I didn’t drop Koch’s postulate, I said it didn’t apply. It doesn’t apply because viruses require cells to replicate - meaning you camt culture them the way you can bacteria - and given that his rules predate the discovery of viruses - it’s kind of fair.
What you’re doing, is the text book reply of a pseudoscientist, you cite out of date science when you feel it agrees with you, then find whatever nonsensical and incoherent reason you can think of to dismiss the genuine rebuttal.
No, Koch’s rules don’t apply to viruses. If you think they should, you’re an idiot. If you feel me referencing Koch directly is “dropping it”, then you’re a special type of idiot.
Now, given this entire thread is made up of your hasty generalization, and your tenuous over assertion that small individual factoids demonstrate grand schemes and patterns - your second point is like most else - made up.
To prove Spanish flu was caused by hospital intervention a you have to demonstrate a clear correlation between hospital stay, vaccination, illness, death. You don’t do that, because you’re making things up, and when you do this analysis it will refute your position. Instead, you’re forced to do what you’re doing now, taking individual points that demonstrate tiny examples, and the. Extrapolate them to wild conditions.
This is another example of you incoherently throwing out any random fact you feel agrees with you, without any factual or logical basis for those claims.
Now, as you’ve been repeatedly ignoring the key facts that refute your position, let me reiterate the core facts and evidence that refute your position so you don’t have to go back through all the posts you ignored:
So as I keep pointing out: diet is wholly insufficient to explain any viral or bacterial disease.
For example, for the disease of Spanish Flu. You claimed it was caused by dietary problems caused by food shortages. However:
1.) There have been multiple flu outbreaks over the last 130 years that were not associated with any food shortages.
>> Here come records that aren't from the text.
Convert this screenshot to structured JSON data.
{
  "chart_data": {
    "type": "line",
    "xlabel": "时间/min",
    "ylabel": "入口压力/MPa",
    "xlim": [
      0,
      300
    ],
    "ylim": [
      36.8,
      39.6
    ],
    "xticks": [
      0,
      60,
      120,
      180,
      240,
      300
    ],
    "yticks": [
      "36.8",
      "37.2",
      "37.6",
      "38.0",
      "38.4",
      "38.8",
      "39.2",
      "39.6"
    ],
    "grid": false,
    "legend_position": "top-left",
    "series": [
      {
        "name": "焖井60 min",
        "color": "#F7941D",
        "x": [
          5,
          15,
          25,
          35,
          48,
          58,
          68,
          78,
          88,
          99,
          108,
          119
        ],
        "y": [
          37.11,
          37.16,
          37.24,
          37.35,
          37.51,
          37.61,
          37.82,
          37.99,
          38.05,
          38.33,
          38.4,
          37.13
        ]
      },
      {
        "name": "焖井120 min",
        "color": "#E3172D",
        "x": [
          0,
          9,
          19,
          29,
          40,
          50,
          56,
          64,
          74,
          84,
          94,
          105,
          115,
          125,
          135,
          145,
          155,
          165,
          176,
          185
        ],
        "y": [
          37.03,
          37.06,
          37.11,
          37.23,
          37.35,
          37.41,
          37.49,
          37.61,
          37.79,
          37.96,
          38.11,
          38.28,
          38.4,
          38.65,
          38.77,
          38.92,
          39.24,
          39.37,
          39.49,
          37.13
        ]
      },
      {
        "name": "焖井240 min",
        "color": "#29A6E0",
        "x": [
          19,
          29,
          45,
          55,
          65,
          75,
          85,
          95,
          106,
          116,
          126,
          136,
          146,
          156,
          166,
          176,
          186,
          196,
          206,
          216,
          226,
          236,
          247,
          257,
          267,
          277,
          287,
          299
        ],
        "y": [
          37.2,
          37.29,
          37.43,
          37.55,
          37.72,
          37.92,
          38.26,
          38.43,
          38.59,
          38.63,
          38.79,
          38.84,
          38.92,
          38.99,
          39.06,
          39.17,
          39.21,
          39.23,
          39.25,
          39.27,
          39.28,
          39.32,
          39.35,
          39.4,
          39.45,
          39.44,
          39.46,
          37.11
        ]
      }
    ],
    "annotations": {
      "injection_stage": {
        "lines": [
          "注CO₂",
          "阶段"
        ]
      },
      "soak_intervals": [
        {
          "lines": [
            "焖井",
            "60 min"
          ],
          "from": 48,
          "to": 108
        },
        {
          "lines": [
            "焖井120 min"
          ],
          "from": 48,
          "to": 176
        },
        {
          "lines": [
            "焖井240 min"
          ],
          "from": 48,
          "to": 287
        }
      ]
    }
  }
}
Why did these happen?
2.) North America, and parts of the world not affected by food shortages still suffered.
3.) There were food shortages in 1916 and 1917 prior to the outbreak, and severe food problems during WW1 for the troops - yet these were not major years, or major groups who were victims of the Spanish flu.
4.) The flu disproportionately killed the health and young, rather than specifically old or inform groups.
Summary: You continually claim flu is caused by diet: but there is absolutely no correlation between who died, who got sick, and what diet that they had. None at all. As a result, your claims are nonsensical and incoherent.
In terms of Malaria:
You claim Malaria is down to vitamin D insufficiency - as is Rickets.
1.) Rickets still occurs in people who don’t leave the county in places like Sweden, Canada, and the UK: Malaria does not.
2.) Malaria is physically limited to specific geographical regions, and people who have travelled to them.
3.) Incidence of Rickets does not appear to correlate to incidence of Malaria in any way, shape or form.
4.) The idea that everyone who catches malaria has less vitamin D, whereas everyone outside this are gets plenty of Vitamin D - except for the people who travel and catch Malaria - who must have fine vitamin D, and then have poor vitamin D intake for a few days - and this is enough - Is utterly nonsensical.
5.) Having a mosquito net has a major predictive factor in determining who gets Malaria.
Summary: You claim malaria is caused by diet: but there is absolutely no correlation between who catches malaria and diet, and the major facts and evidence about Malaria just cannot be explained diet.
Moving on to small pox.
1.) People still have bad diets - they don’t catch smallpox any more.
2.) Eradication of smallpox coincided with immunization - not dietary improvements.
3.) People with good diets and poor diets caught small pox.
4.) You claim small pox and flu are caused by lack of vitamin c. People still catch the flu.
5.) people who caught cow pox didn’t catch small pox.
6.) people didn’t catch smallpox twice - even though their diet didn’t improve.
Summary: claims that smallpox was due to diet are made up and are directly refuted by evidence and analysis.